The most significant healthcare data breach of the year took place at Florida Healthy Kids Corporation, a Tallahassee, FL-based children’s health plan. Security flaws in its web portal had not been mitigated by its business associate since 2013 and those flaws were targeted by hackers who obtained access to the sensitive data of 3,500,000 people individuals who applied for health insurance between 2013 and 2020.

Hacking incidents grew for the 6th successive year, with 678 data breaches – 75% of the year’s total amount of breaches- blamed on hacking incidents, which include malware, ransomware, phishing and email attacks.  Those cyberattacks lead to the PHI of 43,782,811 clients being infiltrated or stolen – 87% of all breached records in 2021.

Nick Culbertson, CEO of Protenus said: “The need for proactive patient privacy monitoring has never been greater. The threats we’re seeing today are much more intrusive than in years past and can come from multiple sources — a random employee snooping or a sophisticated cybersecurity hacker that gains access through an employee channel. Once a breach erodes patient trust in your organization, that’s extremely difficult to recover from.”

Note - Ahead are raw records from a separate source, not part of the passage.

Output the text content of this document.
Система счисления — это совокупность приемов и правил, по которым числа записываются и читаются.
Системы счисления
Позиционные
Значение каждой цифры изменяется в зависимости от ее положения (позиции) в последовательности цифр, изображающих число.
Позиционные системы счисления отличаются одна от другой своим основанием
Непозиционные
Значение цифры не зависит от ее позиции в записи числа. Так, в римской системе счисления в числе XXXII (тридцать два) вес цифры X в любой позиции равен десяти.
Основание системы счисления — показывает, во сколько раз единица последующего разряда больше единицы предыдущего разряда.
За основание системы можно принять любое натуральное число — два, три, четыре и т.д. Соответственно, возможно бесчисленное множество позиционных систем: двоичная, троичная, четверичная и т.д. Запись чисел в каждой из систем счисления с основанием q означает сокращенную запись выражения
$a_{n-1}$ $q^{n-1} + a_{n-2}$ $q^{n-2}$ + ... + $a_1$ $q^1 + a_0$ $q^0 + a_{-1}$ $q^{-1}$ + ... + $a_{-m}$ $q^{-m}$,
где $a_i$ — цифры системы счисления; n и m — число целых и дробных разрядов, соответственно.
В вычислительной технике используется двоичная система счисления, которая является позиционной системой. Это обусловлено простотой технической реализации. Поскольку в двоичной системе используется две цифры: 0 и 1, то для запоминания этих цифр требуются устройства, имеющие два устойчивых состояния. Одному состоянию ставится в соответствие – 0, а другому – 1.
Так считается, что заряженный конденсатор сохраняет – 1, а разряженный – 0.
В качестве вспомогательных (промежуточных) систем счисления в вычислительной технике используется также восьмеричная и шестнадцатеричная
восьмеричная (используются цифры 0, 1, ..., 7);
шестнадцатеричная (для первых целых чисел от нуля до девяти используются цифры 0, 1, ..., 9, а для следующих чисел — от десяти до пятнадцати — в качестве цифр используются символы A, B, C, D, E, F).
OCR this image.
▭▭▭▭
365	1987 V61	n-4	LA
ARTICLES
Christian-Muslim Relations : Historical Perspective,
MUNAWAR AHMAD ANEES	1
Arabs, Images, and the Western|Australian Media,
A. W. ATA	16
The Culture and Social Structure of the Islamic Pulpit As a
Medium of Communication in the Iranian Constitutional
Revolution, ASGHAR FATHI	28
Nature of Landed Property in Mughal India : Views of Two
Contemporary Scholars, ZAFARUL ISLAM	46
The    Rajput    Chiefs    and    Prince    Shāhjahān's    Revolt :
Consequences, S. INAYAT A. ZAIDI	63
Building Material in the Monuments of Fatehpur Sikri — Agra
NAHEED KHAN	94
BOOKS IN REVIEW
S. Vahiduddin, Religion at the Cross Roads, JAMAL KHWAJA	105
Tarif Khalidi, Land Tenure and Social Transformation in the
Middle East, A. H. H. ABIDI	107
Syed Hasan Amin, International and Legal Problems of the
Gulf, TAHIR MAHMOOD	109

There has been a noticeable trend over the past six years that has resulted in the amount of internal incidents fall. There were 111 insider incidents in 2021, similar to the 110 incidents in 2019, which is a 26% drop from 2020. The growth in 2020 is thought to be linked to the COVID19 pandemic, with Protenus proposing that the 2020 growth was due to pandemic-related increase in insider curiosity or organizational detection of impropriety that has since subsided.

There were 32 theft-linked breaches including a minimum least 110,6656 records and 11 cases of lost or missing devices or paperwork including the records of at least 30,922 patients. 73 incidents could not be classified due to missing information.

Healthcare suppliers are still the worst impacted HIPAA-covered entity type, but business associate data breaches have grown to almost double the level of 2019. 75% of those incidents were connected to hacking, 12% were due to insider mistakes, and 1% were due to insider misdemeanours. Across those incidents, 20.986,509 records were accessed. Protenus says that the average number of records breached in business associate data breaches is more than any other HIPAA breach.

The time taken to spot a data breach dropped by 30% since 2020. The average length of time from the breach to the discovery is now 132 days; however, it is taking much longer for  groups to share data breaches than in 2020.